Climate campaign launched to target Cambridge banks
Boycott Banks’ Destruction will target major UK banks to end their involvement in fossil fuel and arms industries, and also aims to end university ties to these banks
A new climate campaign was launched yesterday (01/12) by students across Cambridge and Oxford.
Boycott Banks’ Destruction is a campaign aimed at ending major UK banks’ involvement in the fossil fuel and arms industry or end university ties to them.
The campaign proposes a joint, coordinated effort between JCRs and MCRs of Cambridge to leave Lloyds, Barclays, HSBC, and NatWest, banks which they describe as having “exceptionally poor ethical track records”.
The campaign has recruited 11 JCRs and MCRs across Oxford and Cambridge to pledge to leave the banks in question and become signatories of a letter to the banks listing their demands. The letters were sent yesterday (01/12), with a launch event taking place at St. Catharine’s College.
Following the launch, the Boycott Banks’ Destruction team stated they will provide advice, workshops and troubleshooting to help JCRs and MCRs to move their accounts to alternative banks.
The campaign stated: “All of the banks listed demonstrate a distinct lack of care for the planet and the people who reside on it. They are involved in financing some of the biggest fossil fuel extractors and arms companies on the planet.

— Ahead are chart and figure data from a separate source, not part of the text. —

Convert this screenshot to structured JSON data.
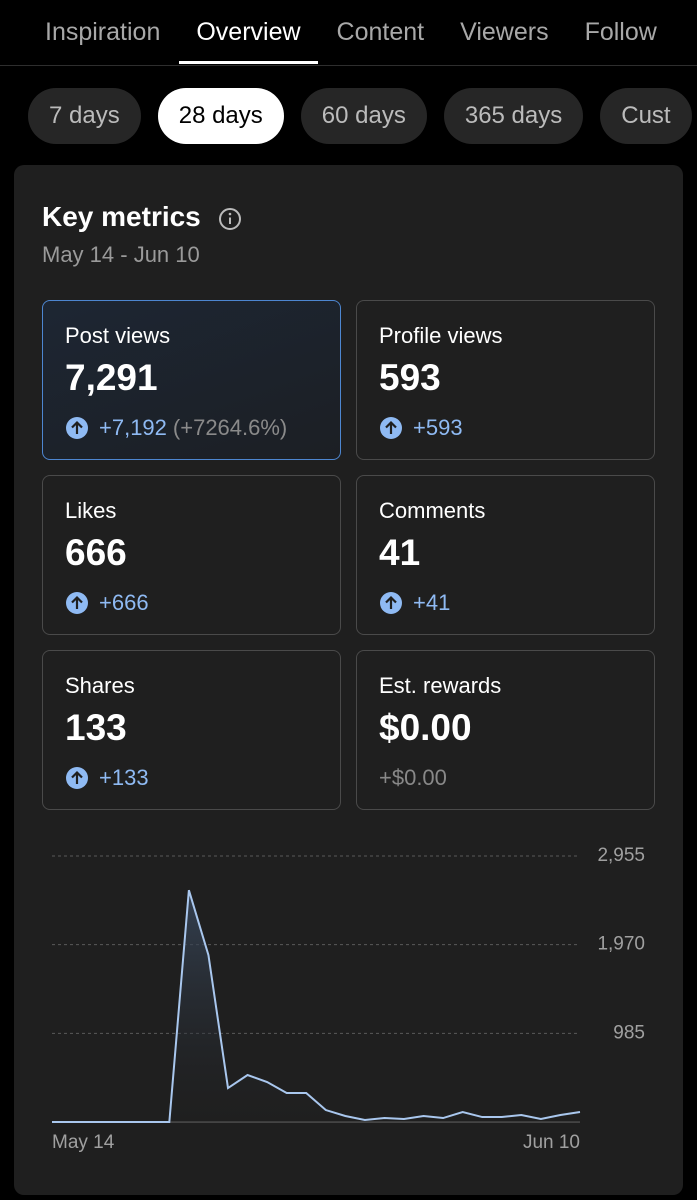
{
  "tabs": {
    "items": [
      "Inspiration",
      "Overview",
      "Content",
      "Viewers",
      "Follow"
    ],
    "selected": 1
  },
  "ranges": {
    "items": [
      "7 days",
      "28 days",
      "60 days",
      "365 days",
      "Cust"
    ],
    "selected": 1
  },
  "card": {
    "title": "Key metrics",
    "date_range": "May 14 - Jun 10",
    "metrics": [
      {
        "label": "Post views",
        "value": "7,291",
        "change": "+7,192",
        "change_pct": "(+7264.6%)",
        "trend": "up",
        "highlighted": true
      },
      {
        "label": "Profile views",
        "value": "593",
        "change": "+593",
        "trend": "up"
      },
      {
        "label": "Likes",
        "value": "666",
        "change": "+666",
        "trend": "up"
      },
      {
        "label": "Comments",
        "value": "41",
        "change": "+41",
        "trend": "up"
      },
      {
        "label": "Shares",
        "value": "133",
        "change": "+133",
        "trend": "up"
      },
      {
        "label": "Est. rewards",
        "value": "$0.00",
        "change": "+$0.00"
      }
    ]
  },
  "chart_data": {
    "type": "line",
    "categories": [
      "May 14",
      null,
      null,
      null,
      null,
      null,
      null,
      null,
      null,
      null,
      null,
      null,
      null,
      null,
      null,
      null,
      null,
      null,
      null,
      null,
      null,
      null,
      null,
      null,
      null,
      null,
      null,
      "Jun 10"
    ],
    "values": [
      0,
      0,
      0,
      0,
      0,
      0,
      0,
      2575,
      1854,
      377,
      522,
      444,
      322,
      322,
      133,
      67,
      22,
      44,
      33,
      67,
      44,
      111,
      55,
      55,
      78,
      33,
      78,
      111
    ],
    "color": "#a9c7ee",
    "ylim": [
      0,
      2955
    ],
    "yticks": [
      985,
      {
        "value": 1970,
        "label": "1,970"
      },
      {
        "value": 2955,
        "label": "2,955"
      }
    ],
    "grid": true
  }
}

“Some of the banks involved place exceptionally highly in the world rankings for the top funders of the climate crisis. They have also been implicated in financing weapons which may have been involved in war crimes.”
They went on to say that, in recent years, students have been campaigning to end Cambridge’s involvement in funding “climate chaos and the arms trade”, but this is “not enough” and “Cambridge is not alone in its guilt.”
They added: “Even if Cambridge colleges ended all their private investments in fossil fuels and arms, they would not have a clear conscience; the banks in which we place our money play a huge role in how college money finances the climate crisis and wars around the world. Our money will continue to support climate breakdown and war unless we take action.”